His first job was as a bus conductor between 2003 and 2005. In 2004, he got a scholarship at the then Fundação Educacional de Ituiutaba, now a unit of the Minas Gerais State University.

In 2005, he started working as a clerk at the Court of Justice of the State of Minas Gerais, in Ituiutaba. In 2008, he passed the Order of Attorneys of Brazil exam and set up his firm André Janones & Advogados Associados.

He is a member of the Lagoinha Church.

== Political career ==
In 2016, he ran for mayor of Ituiutaba, finishing in second place with 13,759 votes (24.40% of valid votes). He gained notoriety when he proclaimed himself one of the main leaders of the truck drivers' strike in Brazil in 2018 and, as a result, he ended up being elected federal deputy in the 2018 elections. He was the third most voted federal deputy in Minas Gerais, receiving 178,660 votes (1.77% of the valid votes in the election). He was highlighted during the Auxílio Emergencial votes, where his live on Facebook became the most commented on in the western world, with 3.3 million views and 177 thousand comments, equaling the mark of the sertanejo singer Marília Mendonça .

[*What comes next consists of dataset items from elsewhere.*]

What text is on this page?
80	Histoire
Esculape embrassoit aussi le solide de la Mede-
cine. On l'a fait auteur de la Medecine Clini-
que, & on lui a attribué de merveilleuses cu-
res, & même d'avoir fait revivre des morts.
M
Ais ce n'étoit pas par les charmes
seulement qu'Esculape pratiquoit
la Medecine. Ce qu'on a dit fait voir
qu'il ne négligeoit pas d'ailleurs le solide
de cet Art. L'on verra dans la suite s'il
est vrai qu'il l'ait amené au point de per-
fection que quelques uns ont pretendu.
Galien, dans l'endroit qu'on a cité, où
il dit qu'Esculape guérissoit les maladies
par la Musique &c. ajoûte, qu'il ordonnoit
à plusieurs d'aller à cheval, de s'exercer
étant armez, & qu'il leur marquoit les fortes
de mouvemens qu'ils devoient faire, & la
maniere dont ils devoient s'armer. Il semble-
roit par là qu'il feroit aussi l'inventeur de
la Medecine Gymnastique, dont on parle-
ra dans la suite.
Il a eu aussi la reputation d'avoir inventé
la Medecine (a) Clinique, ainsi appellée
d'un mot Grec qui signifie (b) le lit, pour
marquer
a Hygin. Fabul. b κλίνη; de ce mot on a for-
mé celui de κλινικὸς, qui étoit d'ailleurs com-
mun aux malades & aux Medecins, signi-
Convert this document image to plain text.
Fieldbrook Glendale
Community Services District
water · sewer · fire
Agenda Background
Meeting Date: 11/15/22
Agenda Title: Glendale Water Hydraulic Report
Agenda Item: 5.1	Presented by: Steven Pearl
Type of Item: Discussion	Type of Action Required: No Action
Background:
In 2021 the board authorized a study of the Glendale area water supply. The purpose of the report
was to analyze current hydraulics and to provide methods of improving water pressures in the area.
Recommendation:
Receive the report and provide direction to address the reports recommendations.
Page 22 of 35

On 29 January 2022, his pre-candidacy for the Presidency of the Republic, by his party, Avante, was made official. On August 4, 2022, during a live broadcast alongside former president and candidate Luiz Inácio Lula da Silva, Janones withdrew from the candidacy to support the PT. “From that moment on, our candidacy is unified and starts to be represented by the candidacy of President Lula”, he declared.